The other impression was that these travelers had not come to abandon civilization and return to wildness and freedom.  If the western plains had water, good soil, and forests, the travelers on the Oregon Trail would have stopped in their tracks, built cabins, and destroyed it.  But they knew that they could not survive on the plains, so they kept moving toward the promised land of salmon and forests, where their descendants would build Portland and Eugene, and create the ancient ruins of the future — enduring monuments to our experiment in civilization, warning signs to the distant generations yet-to-be-born.

The essays in this book discuss aspects of how civilized Western people interpret the natural world.  Their perspective is strongly influenced by our culture of wealth, alienation, and destruction.  What’s missing in this book is the perspective of people rooted in place, who have reverence and respect for the land they inhabit.

Okanagan elder Jeanette Armstrong is one of many who eloquently discuss the vital importance on having a healthy connection to place, community, and family.  She sees that our world is being disemboweled by alienated people who have no connection to place, people who have no hearts, because they are “dis-placed.”  Shepard put it like this, “Knowing who you are is impossible without knowing where you are.” 

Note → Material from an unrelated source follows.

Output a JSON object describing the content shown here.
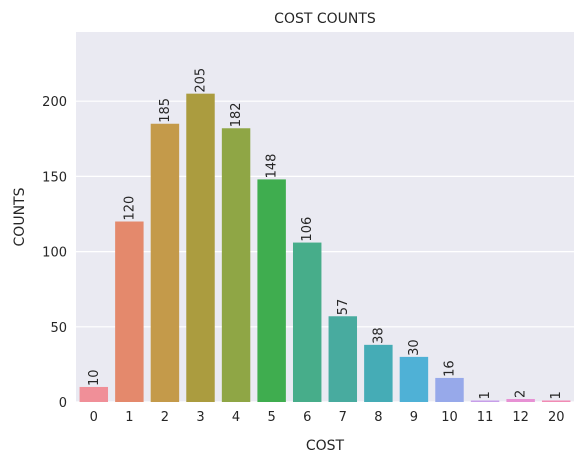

Shepard, Paul, Where We Belong — Beyond Abstraction in Perceiving Nature, University of Georgia Press, Atlanta, 2003.


2 comments:

Riversong said...

“No wonder Western consciousness is an overheated drama of God’s vengeance and catastrophe."

This is why, unlike indigenous spirituality which venerates the sacred in all things because the world births and nurtures and then reclaims us, western religion worships God to keep Him from punishing us.

What Is Sustainable said...

In Nature and Madness, Shepard devotes a lot of attention to the Sky Father, and the three traditions he fathered — Judaism, Christianity, and Islam. The desert is a harsh and unforgiving place, and it influenced the spirituality of those who lived there. There was a time when the arid lands of the Middle East were far more alive, before the overgrazing. If there were cultural memories of the era of “milk and honey,” they must have added to the bitter feelings.